= Sorok =

Historical subdivision of Moscow, Russia

Sorok (cорóк) was a historical subdivision of Moscow in terms of parishes, used during 17-19th centuries. In the Russian language the word may be confused with "cóрок" (with the first syllable stressed), which means "forty".

By a decision of the Stoglavy Sobor of 1551, Moscow was subdivided into 6 soroks:
- Nikitsky Sorok, Никитский сорок
- Sretensky Sorok, Сретенский сорок (named after Sretenka)
- Prechistensky Sorok, Пречистенский сорок (after Prechistenka)
- Ivanovsky Sorok, Ивановский сорок
- Zamoskvoretsky Sorok, Замоскворецкий сорок (after Zamoskvorechye)
- Kitaisky Sorok, Китайский сорок (after Kitai-gorod)

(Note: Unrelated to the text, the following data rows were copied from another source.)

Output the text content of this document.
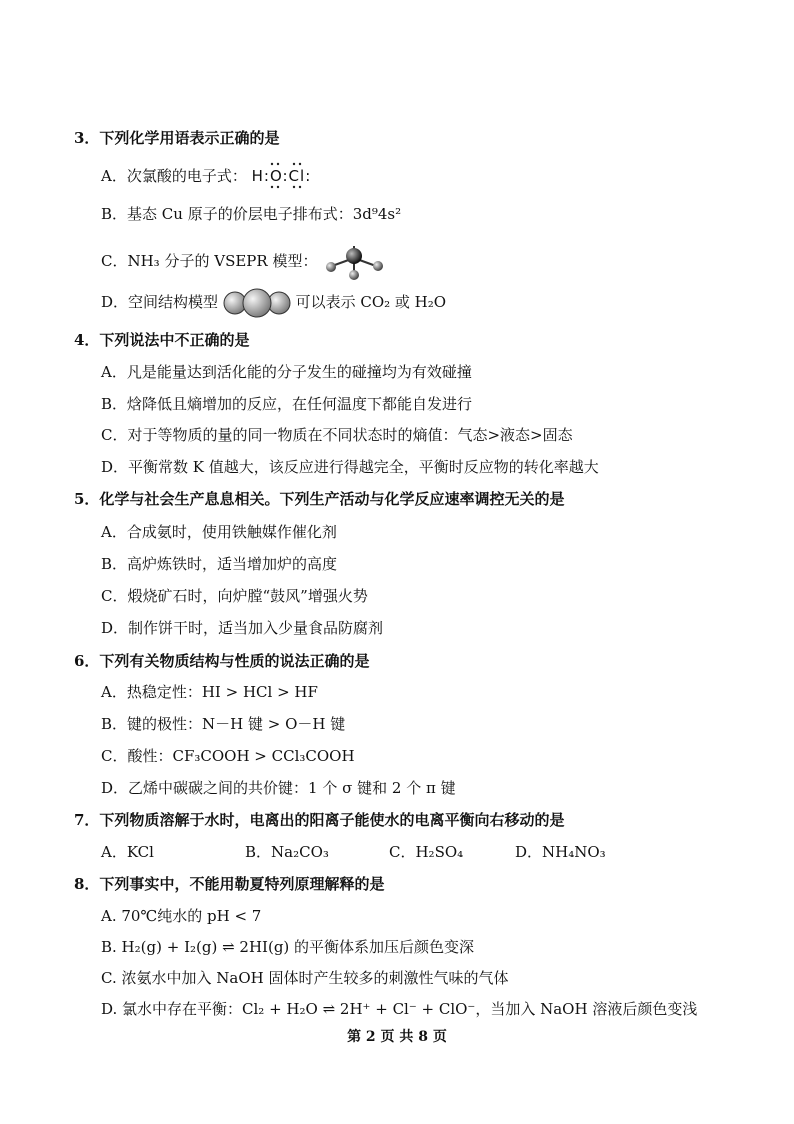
3．下列化学用语表示正确的是
A．次氯酸的电子式： H:O:Cl:
B．基态 Cu 原子的价层电子排布式：3d⁹4s²
C．NH₃ 分子的 VSEPR 模型：
D．空间结构模型	可以表示 CO₂ 或 H₂O
4．下列说法中不正确的是
A．凡是能量达到活化能的分子发生的碰撞均为有效碰撞
B．焓降低且熵增加的反应，在任何温度下都能自发进行
C．对于等物质的量的同一物质在不同状态时的熵值：气态>液态>固态
D．平衡常数 K 值越大，该反应进行得越完全，平衡时反应物的转化率越大
5．化学与社会生产息息相关。下列生产活动与化学反应速率调控无关的是
A．合成氨时，使用铁触媒作催化剂
B．高炉炼铁时，适当增加炉的高度
C．煅烧矿石时，向炉膛“鼓风”增强火势
D．制作饼干时，适当加入少量食品防腐剂
6．下列有关物质结构与性质的说法正确的是
A．热稳定性：HI > HCl > HF
B．键的极性：N－H 键 > O－H 键
C．酸性：CF₃COOH > CCl₃COOH
D．乙烯中碳碳之间的共价键：1 个 σ 键和 2 个 π 键
7．下列物质溶解于水时，电离出的阳离子能使水的电离平衡向右移动的是
A．KCl	B．Na₂CO₃	C．H₂SO₄	D．NH₄NO₃
8．下列事实中，不能用勒夏特列原理解释的是
A. 70℃纯水的 pH < 7
B. H₂(g) + I₂(g) ⇌ 2HI(g) 的平衡体系加压后颜色变深
C. 浓氨水中加入 NaOH 固体时产生较多的刺激性气味的气体
D. 氯水中存在平衡：Cl₂ + H₂O ⇌ 2H⁺ + Cl⁻ + ClO⁻，当加入 NaOH 溶液后颜色变浅
第 2 页 共 8 页
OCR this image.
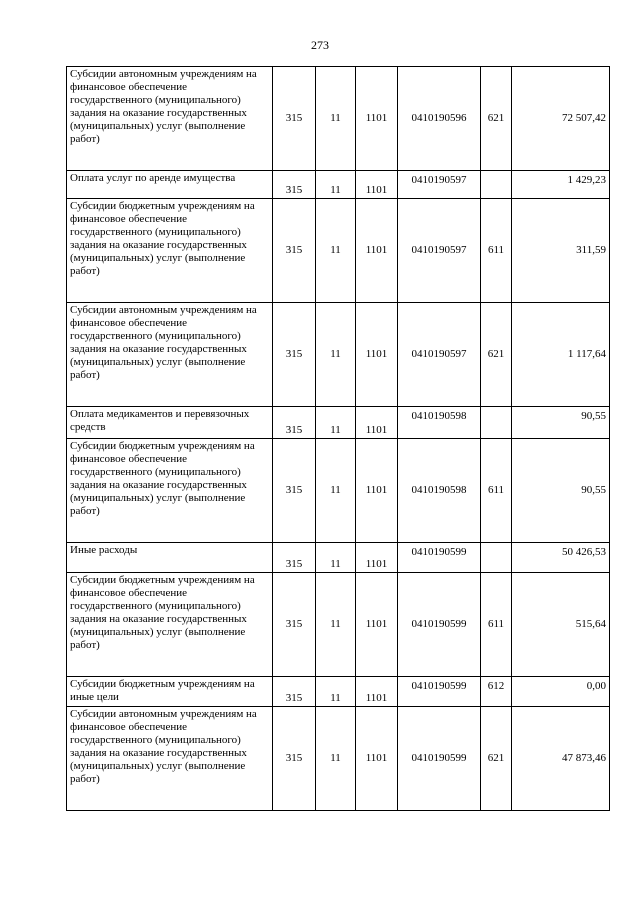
273
Субсидии автономным учреждениям на финансовое обеспечение государственного (муниципального) задания на оказание государственных (муниципальных) услуг (выполнение работ)	315	11	1101	0410190596	621	72 507,42
Оплата услуг по аренде имущества	315	11	1101	0410190597		1 429,23
Субсидии бюджетным учреждениям на финансовое обеспечение государственного (муниципального) задания на оказание государственных (муниципальных) услуг (выполнение работ)	315	11	1101	0410190597	611	311,59
Субсидии автономным учреждениям на финансовое обеспечение государственного (муниципального) задания на оказание государственных (муниципальных) услуг (выполнение работ)	315	11	1101	0410190597	621	1 117,64
Оплата медикаментов и перевязочных средств	315	11	1101	0410190598		90,55
Субсидии бюджетным учреждениям на финансовое обеспечение государственного (муниципального) задания на оказание государственных (муниципальных) услуг (выполнение работ)	315	11	1101	0410190598	611	90,55
Иные расходы	315	11	1101	0410190599		50 426,53
Субсидии бюджетным учреждениям на финансовое обеспечение государственного (муниципального) задания на оказание государственных (муниципальных) услуг (выполнение работ)	315	11	1101	0410190599	611	515,64
Субсидии бюджетным учреждениям на иные цели	315	11	1101	0410190599	612	0,00
Субсидии автономным учреждениям на финансовое обеспечение государственного (муниципального) задания на оказание государственных (муниципальных) услуг (выполнение работ)	315	11	1101	0410190599	621	47 873,46
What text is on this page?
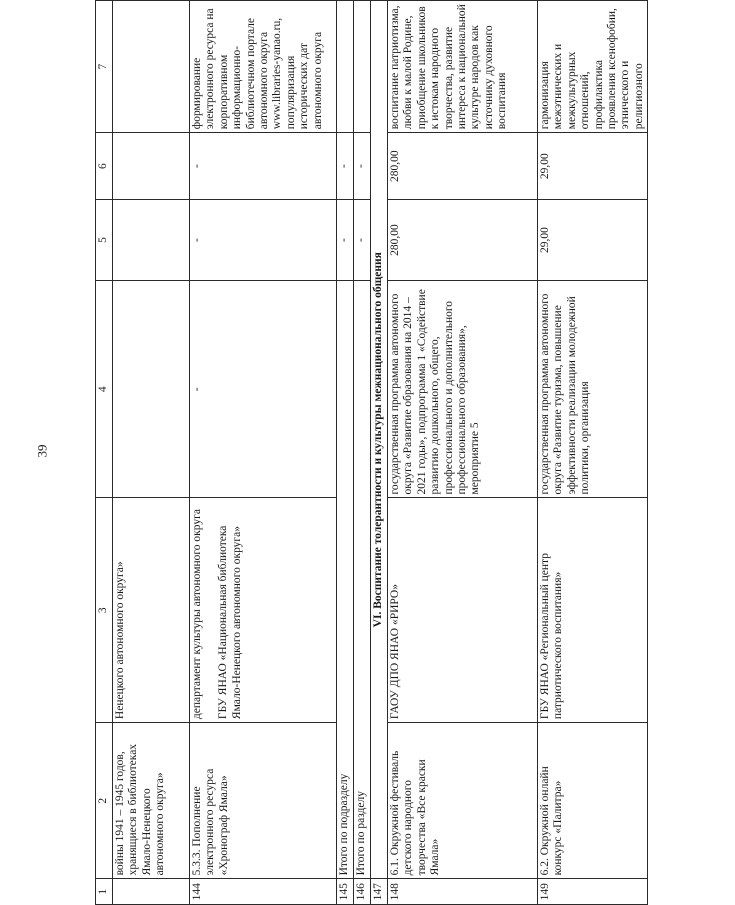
39
1	2	3	4	5	6	7
	войны 1941 – 1945 годов, хранящиеся в библиотеках Ямало-Ненецкого автономного округа»	Ненецкого автономного округа»				
144	5.3.3. Пополнение электронного ресурса «Хронограф Ямала»	департамент культуры автономного округа ГБУ ЯНАО «Национальная библиотека Ямало-Ненецкого автономного округа»	-	-	-	формирование электронного ресурса на корпоративном информационно-библиотечном портале автономного округа www.libraries-yanao.ru, популяризация исторических дат автономного округа
145	Итого по подразделу			-	-	
146	Итого по разделу			-	-	
147	VI. Воспитание толерантности и культуры межнационального общения					
148	6.1. Окружной фестиваль детского народного творчества «Все краски Ямала»	ГАОУ ДПО ЯНАО «РИРО»	государственная программа автономного округа «Развитие образования на 2014 – 2021 годы», подпрограмма 1 «Содействие развитию дошкольного, общего, профессионального и дополнительного профессионального образования», мероприятие 5	280,00	280,00	воспитание патриотизма, любви к малой Родине, приобщение школьников к истокам народного творчества, развитие интереса к национальной культуре народов как источнику духовного воспитания
149	6.2. Окружной онлайн конкурс «Палитра»	ГБУ ЯНАО «Региональный центр патриотического воспитания»	государственная программа автономного округа «Развитие туризма, повышение эффективности реализации молодежной политики, организация	29,00	29,00	гармонизация межэтнических и межкультурных отношений, профилактика проявления ксенофобии, этнического и религиозного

On average, at these times each sorok encompassed 45 parochial churches.

The term gave rise to a Russian saying (recorded e.g., by Vladimir Dahl in his Sayings and Bywords of Russian People) "There are sorok sorokov of churches in Moscow" (meaning "multitudes of churches in Moscow"). It is sometimes mistakenly interpreted as 40 times 40, i.e., 1600 churches in Moscow, which is an exaggeration: in 1917 there were "only" 441 parochial churches and slightly over 200 home churches in Moscow.

At present, the Russian Orthodox realm is subdivided into eparchies, further subdivided into blagochiniyes (blagochinny okrugs, благочиние, благочинный округ).